Plaisir à l'hypotypose

Bruno CLÉMENT

dateDate : 14/12/2017 heure Début : 18h30 -> Fin : 20h30  O.K.

nota beneInscription obligatoire sur
https://form.jotformeu.com/71214029994358

lieu Adresse : Salle Maurice Allais, Ministère de l'Enseignement supérieur et de la Recherche (MESR), 25 rue de la Montagne Sainte Geneviève, 75005 Paris

Résumé : Séminaire organisé dans le cadre du Master « Lettres » de l'Université Paris 8 Vincennes-Saint-Denis.

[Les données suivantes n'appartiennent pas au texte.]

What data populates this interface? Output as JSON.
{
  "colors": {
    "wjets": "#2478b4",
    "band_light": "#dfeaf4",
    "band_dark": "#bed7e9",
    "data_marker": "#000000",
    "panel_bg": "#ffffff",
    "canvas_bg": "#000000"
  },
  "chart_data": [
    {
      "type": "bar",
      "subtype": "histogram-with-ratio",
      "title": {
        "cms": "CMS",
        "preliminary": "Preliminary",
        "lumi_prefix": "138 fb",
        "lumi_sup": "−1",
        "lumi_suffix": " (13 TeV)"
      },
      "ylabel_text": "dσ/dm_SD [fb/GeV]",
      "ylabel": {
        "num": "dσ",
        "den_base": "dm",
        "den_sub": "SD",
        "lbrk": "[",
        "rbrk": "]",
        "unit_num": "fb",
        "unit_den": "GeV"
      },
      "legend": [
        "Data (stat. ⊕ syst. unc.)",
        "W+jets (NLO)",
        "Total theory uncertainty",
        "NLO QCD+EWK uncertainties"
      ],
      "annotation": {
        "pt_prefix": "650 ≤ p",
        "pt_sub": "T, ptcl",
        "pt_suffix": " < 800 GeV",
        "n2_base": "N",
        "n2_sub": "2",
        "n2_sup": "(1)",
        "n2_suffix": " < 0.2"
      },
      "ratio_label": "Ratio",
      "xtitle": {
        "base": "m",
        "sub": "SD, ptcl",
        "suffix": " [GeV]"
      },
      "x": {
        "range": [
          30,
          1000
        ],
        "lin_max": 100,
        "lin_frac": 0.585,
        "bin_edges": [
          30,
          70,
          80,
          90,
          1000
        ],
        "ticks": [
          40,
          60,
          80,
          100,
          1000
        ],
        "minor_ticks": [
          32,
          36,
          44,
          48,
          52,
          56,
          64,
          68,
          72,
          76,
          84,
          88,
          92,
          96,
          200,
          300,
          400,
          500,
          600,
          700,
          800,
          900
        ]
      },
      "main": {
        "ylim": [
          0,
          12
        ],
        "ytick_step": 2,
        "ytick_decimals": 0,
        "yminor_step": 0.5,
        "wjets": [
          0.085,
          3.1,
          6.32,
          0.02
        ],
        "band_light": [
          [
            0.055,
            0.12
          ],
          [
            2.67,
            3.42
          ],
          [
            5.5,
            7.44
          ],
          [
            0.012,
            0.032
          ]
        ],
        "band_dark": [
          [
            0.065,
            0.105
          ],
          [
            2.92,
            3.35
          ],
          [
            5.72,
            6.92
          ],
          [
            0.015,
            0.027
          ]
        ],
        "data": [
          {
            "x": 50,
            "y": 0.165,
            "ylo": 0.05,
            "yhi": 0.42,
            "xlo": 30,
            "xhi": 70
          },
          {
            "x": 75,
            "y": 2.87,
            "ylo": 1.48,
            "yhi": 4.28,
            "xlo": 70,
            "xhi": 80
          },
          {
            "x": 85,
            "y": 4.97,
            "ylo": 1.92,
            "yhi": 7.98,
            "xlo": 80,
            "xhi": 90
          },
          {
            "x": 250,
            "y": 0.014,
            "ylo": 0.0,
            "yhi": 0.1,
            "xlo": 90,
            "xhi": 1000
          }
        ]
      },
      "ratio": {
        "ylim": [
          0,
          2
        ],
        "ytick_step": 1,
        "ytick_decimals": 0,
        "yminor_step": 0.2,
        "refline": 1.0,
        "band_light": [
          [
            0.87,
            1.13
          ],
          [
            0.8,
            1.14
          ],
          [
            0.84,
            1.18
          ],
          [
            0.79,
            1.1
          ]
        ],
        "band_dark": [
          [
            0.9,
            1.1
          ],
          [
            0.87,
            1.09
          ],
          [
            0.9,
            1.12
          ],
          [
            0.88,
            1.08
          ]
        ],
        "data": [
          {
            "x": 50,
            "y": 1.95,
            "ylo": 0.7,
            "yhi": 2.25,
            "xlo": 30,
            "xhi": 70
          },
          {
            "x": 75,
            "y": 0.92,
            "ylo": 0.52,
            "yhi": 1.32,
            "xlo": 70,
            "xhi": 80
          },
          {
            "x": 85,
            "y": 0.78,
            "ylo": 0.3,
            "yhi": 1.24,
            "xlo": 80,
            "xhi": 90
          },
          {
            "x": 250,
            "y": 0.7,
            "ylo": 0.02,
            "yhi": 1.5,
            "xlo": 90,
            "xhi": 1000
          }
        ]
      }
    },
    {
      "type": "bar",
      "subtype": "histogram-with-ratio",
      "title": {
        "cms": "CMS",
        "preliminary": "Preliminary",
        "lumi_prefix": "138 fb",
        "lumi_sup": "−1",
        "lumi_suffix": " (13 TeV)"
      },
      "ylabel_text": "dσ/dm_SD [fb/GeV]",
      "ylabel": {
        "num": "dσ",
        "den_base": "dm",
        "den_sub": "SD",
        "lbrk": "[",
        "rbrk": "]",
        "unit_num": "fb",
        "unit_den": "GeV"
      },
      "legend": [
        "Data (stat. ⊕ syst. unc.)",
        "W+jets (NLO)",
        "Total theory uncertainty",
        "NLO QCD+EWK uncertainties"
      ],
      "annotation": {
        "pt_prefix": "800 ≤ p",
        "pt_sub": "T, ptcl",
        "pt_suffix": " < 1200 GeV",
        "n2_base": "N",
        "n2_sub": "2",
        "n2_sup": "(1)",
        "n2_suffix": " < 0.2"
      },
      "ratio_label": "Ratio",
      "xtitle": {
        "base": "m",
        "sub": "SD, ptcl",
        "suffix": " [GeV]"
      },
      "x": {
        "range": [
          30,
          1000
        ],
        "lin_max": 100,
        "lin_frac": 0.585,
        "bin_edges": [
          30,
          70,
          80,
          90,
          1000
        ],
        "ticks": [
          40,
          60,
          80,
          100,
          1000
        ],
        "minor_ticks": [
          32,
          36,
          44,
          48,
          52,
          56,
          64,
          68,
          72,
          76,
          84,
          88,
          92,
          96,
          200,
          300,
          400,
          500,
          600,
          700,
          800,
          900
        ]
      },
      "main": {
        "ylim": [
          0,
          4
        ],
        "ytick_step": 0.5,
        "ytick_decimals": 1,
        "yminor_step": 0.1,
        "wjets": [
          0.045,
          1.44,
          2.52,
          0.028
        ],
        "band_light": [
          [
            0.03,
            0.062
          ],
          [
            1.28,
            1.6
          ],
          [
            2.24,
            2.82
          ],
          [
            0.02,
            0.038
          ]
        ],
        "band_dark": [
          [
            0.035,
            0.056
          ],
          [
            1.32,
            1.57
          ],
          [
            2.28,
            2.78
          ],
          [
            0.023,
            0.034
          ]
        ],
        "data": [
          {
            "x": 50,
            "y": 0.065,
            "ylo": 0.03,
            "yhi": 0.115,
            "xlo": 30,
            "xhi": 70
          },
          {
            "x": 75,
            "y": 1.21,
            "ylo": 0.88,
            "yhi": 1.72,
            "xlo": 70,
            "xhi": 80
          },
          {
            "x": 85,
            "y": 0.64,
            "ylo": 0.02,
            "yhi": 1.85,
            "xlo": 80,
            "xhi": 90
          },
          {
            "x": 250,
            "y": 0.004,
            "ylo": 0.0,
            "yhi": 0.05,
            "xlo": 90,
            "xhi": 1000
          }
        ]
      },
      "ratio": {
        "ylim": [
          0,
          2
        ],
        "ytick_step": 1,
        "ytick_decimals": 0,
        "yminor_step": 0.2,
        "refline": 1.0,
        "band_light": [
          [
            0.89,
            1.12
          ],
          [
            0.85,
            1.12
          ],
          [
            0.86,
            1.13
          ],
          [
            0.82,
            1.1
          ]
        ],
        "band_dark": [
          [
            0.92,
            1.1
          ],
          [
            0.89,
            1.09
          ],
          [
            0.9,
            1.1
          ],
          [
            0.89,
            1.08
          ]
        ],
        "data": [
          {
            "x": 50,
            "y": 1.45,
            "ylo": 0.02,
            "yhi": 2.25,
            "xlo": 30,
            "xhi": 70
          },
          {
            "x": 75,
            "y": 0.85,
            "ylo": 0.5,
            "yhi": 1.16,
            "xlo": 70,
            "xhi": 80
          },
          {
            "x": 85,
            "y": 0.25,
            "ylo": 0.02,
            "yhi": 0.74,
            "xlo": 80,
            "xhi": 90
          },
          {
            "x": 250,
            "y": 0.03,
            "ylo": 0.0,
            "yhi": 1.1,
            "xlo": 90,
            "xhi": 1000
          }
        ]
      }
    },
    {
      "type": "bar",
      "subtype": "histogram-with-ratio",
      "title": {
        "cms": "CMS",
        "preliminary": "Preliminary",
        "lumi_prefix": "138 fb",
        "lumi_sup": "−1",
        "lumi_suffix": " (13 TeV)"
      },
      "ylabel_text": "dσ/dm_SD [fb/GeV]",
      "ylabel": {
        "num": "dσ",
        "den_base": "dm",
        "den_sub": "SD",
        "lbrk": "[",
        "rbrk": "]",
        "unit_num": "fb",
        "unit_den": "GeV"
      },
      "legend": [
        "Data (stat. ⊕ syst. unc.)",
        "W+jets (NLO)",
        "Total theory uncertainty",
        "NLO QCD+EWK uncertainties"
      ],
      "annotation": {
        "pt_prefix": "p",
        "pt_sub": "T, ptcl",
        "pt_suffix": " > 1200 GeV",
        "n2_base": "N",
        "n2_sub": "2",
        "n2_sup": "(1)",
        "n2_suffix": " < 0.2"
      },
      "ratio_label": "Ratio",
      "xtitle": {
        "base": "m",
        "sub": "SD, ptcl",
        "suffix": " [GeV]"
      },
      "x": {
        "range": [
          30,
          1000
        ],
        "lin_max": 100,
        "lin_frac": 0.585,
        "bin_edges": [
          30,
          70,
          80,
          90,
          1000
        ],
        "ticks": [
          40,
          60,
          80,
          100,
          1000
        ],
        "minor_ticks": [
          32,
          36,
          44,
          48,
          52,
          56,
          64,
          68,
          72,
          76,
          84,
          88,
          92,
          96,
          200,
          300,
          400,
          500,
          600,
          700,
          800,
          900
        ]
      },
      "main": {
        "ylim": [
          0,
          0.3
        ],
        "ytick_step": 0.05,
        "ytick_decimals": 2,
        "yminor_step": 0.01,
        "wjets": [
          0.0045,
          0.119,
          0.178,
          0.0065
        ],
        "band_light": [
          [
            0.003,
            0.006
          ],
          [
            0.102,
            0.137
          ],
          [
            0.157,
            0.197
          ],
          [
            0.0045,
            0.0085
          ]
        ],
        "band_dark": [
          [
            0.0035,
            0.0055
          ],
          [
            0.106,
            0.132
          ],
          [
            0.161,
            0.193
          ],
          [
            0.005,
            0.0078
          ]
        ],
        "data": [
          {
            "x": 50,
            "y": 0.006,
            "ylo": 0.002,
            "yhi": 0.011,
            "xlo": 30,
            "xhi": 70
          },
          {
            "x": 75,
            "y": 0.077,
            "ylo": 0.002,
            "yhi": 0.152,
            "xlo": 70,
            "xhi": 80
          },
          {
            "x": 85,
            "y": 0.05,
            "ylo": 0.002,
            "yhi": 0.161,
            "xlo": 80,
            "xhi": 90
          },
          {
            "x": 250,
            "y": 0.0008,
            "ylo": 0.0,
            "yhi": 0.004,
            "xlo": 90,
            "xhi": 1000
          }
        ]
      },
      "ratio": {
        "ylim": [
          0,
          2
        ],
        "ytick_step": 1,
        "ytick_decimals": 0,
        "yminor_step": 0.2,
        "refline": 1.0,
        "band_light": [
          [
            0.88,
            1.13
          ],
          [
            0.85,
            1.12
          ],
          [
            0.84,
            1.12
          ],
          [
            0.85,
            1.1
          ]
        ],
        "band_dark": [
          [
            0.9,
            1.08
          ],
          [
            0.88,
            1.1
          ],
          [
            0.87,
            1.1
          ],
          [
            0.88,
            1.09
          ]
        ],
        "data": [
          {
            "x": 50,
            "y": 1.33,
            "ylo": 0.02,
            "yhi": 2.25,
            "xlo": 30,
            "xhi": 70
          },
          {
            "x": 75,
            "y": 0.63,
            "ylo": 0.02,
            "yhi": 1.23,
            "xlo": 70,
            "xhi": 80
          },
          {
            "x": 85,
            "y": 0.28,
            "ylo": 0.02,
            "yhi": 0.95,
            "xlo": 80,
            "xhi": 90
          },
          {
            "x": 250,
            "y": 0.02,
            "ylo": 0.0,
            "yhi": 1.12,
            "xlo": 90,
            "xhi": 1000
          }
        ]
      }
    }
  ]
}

Partant l’an dernier de la formule de Bergson qui parle dans « L’intuition philosophique » de « ce que le philosophe a vu », nous avons pu interroger les relations que l’écriture philosophique entretient avec l’œil, la vue, la vision, le regard. Que le philosophe cherche, consciemment ou non, à transcrire dans son texte une vision qui serait à l’origine de sa démarche (ce que Bergson appelle l’intuition), ou qu’il ait recours à une écriture visuelle, donnant à voir une scène, un paysage, un objet essentiel (comme Lucrèce les atomes dans le De natura rerum), il use très régulièrement de la figure connue en rhétorique sous le nom d’hypotypose. Ce procédé consiste, selon Fontanier, à peindre les choses d’une manière si vive et si énergique, qu’elle les met en quelque sorte sous les yeux, et à faire d’un récit ou d’une description, une image, un tableau, ou même une scène vivante.
Cette définition, qui vaut assurément pour les textes littéraires, pose en philosophie des problèmes considérables. De Sextus Empiricus, auteur des bien oubliées Hypotyposes pyrrhoniennes, à Kant qui dans la troisième Critique (§ 59) fait de l’hypotypose le seul mode d’expression possible pour parler des concepts de la raison pure, la réflexion qui prend (régulièrement) cette figure pour objet s’oriente vers une autre signification du mot (esquisse, ébauche, modèle) qui, si elle est bien attestée dans l’Antiquité, a été progressivement délaissée au profit de la définition rhétorique et littéraire.
Le séminaire explorera décidément deux hypothèses se rapportant à ce procédé à la fois crucial et comme invisible. D’une part, il s’agira de penser l’unité de cette notion que ses usages divers ont peu à peu occultée, dont ils ont même fait oublier qu’elle était à réinventer sans cesse. D’autre part, les usages divers mais constants qu’en ont faits les philosophes nous conduiront à envisager, une fois de plus, les conditions de l’écriture philosophique, qui en aucun cas ne saurait se dispenser – et de fait ne s’en abstient jamais – d’une réflexion sur ses moyens d’expression.